Research has linked COVID-related smell and taste loss to measurably higher rates of depression. One study tracking online communities found that people who reported these sensory losses and tested positive for COVID had a 30% higher risk of expressing depression compared to those without sensory symptoms. The mental health impact tended to peak more than 100 days after the initial infection, suggesting it builds over time as the loss persists rather than hitting immediately. Olfactory impairment has also been associated with reduced quality of life scores in broader research predating the pandemic.

Olfactory Training

The most widely recommended approach for recovering smell is olfactory training, a structured sniffing exercise. The standard protocol, used at major medical centers, involves smelling four specific scents twice a day, every day, for three months. The starting set is typically rose, eucalyptus, lemon, and clove. After three months, you switch to a new group: menthol, thyme, tangerine, and jasmine. After another three months, a third set: green tea, bergamot, rosemary, and gardenia.

You sniff each scent for about 15 to 20 seconds, trying to recall what it should smell like while inhaling. The idea is to retrain the connection between your nose and brain through repetition. Progress is slow and occurs over many months, sometimes up to two years. The evidence for olfactory training is encouraging but not overwhelming. It remains the intervention with the most consistent support, partly because it carries no risks and costs very little.

Medical Treatments

No medication has been proven to reliably restore smell after COVID. Intranasal corticosteroid sprays have shown a possible trend toward benefit in clinical trials, but the results are inconsistent and not statistically significant. Oral corticosteroids don’t appear to help. One small trial found that combining oral vitamin A supplements with olfactory training led to significant improvements within the treatment group, though more research is needed to confirm this. Other experimental approaches, including platelet-rich plasma injections and calcium-binding agents, have shown promise in limited studies but aren’t part of standard care.
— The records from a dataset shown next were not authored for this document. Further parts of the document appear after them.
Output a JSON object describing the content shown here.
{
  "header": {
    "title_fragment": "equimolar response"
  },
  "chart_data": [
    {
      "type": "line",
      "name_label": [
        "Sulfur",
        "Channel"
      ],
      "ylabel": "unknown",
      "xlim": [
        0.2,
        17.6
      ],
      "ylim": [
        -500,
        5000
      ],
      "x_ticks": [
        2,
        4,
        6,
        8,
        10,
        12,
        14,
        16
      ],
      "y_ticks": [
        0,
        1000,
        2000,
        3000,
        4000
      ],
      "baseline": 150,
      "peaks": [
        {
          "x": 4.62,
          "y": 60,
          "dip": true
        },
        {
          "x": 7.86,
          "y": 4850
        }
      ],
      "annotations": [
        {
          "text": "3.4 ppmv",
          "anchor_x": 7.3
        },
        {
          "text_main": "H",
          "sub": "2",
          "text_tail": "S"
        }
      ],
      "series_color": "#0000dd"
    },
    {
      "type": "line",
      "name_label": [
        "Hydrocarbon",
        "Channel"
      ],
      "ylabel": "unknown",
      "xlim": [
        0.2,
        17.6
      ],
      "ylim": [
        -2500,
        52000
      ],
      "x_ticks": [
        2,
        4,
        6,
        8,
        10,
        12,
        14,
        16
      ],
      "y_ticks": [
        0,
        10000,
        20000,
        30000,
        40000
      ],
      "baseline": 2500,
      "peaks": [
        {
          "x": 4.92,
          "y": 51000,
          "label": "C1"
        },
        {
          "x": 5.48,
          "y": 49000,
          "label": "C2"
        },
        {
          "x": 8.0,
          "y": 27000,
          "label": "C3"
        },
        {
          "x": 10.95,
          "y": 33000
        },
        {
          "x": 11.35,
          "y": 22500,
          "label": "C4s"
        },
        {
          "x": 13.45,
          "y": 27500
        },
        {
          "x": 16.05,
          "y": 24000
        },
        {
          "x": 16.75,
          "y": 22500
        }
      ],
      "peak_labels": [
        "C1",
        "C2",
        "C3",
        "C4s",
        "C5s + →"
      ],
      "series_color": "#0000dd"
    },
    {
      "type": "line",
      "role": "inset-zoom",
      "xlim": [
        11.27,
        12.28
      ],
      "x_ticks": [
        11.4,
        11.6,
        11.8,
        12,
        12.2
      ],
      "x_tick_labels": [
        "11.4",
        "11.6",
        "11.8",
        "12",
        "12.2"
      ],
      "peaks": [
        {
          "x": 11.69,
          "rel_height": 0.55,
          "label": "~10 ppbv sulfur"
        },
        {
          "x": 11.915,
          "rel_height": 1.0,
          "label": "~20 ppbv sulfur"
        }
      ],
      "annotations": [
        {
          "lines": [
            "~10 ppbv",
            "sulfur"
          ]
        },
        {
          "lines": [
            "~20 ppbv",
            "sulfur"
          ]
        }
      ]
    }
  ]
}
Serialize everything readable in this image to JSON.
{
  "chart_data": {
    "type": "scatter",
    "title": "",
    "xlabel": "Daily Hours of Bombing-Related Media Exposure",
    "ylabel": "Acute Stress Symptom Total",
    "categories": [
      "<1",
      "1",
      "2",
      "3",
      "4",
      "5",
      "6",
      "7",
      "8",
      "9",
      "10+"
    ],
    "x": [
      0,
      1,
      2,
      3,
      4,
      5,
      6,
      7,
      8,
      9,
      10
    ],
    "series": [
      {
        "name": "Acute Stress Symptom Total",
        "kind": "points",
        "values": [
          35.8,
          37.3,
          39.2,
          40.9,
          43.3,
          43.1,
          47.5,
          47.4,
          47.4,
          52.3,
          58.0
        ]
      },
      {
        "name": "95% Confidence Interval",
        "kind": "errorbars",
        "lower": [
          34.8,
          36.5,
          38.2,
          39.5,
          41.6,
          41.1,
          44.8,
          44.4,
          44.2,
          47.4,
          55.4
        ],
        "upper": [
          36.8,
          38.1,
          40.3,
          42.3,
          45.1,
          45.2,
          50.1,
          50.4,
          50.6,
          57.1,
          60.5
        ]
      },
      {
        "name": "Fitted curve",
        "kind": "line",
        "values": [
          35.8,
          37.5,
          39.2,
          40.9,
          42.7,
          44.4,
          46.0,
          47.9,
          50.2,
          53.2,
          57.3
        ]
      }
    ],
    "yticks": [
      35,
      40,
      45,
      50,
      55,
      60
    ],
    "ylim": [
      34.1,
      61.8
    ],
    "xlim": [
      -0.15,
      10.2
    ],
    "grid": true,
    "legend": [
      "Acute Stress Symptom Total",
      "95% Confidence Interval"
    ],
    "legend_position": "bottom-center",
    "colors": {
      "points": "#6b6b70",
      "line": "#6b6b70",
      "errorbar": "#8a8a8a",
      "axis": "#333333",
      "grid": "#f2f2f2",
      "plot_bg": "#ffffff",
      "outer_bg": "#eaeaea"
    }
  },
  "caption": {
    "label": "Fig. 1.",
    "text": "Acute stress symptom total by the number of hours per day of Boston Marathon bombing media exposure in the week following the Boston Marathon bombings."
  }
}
If your smell loss persists beyond a few months, formal olfactory testing can help establish the degree of impairment. The most common tool is a 40-item scratch-and-sniff test that measures your ability to identify odors. Other tests assess your ability to detect faint concentrations of a scent or distinguish between similar odors. These evaluations give a baseline that can be compared over time to track whether you’re improving, which is especially useful since gradual recovery can be hard to notice on your own.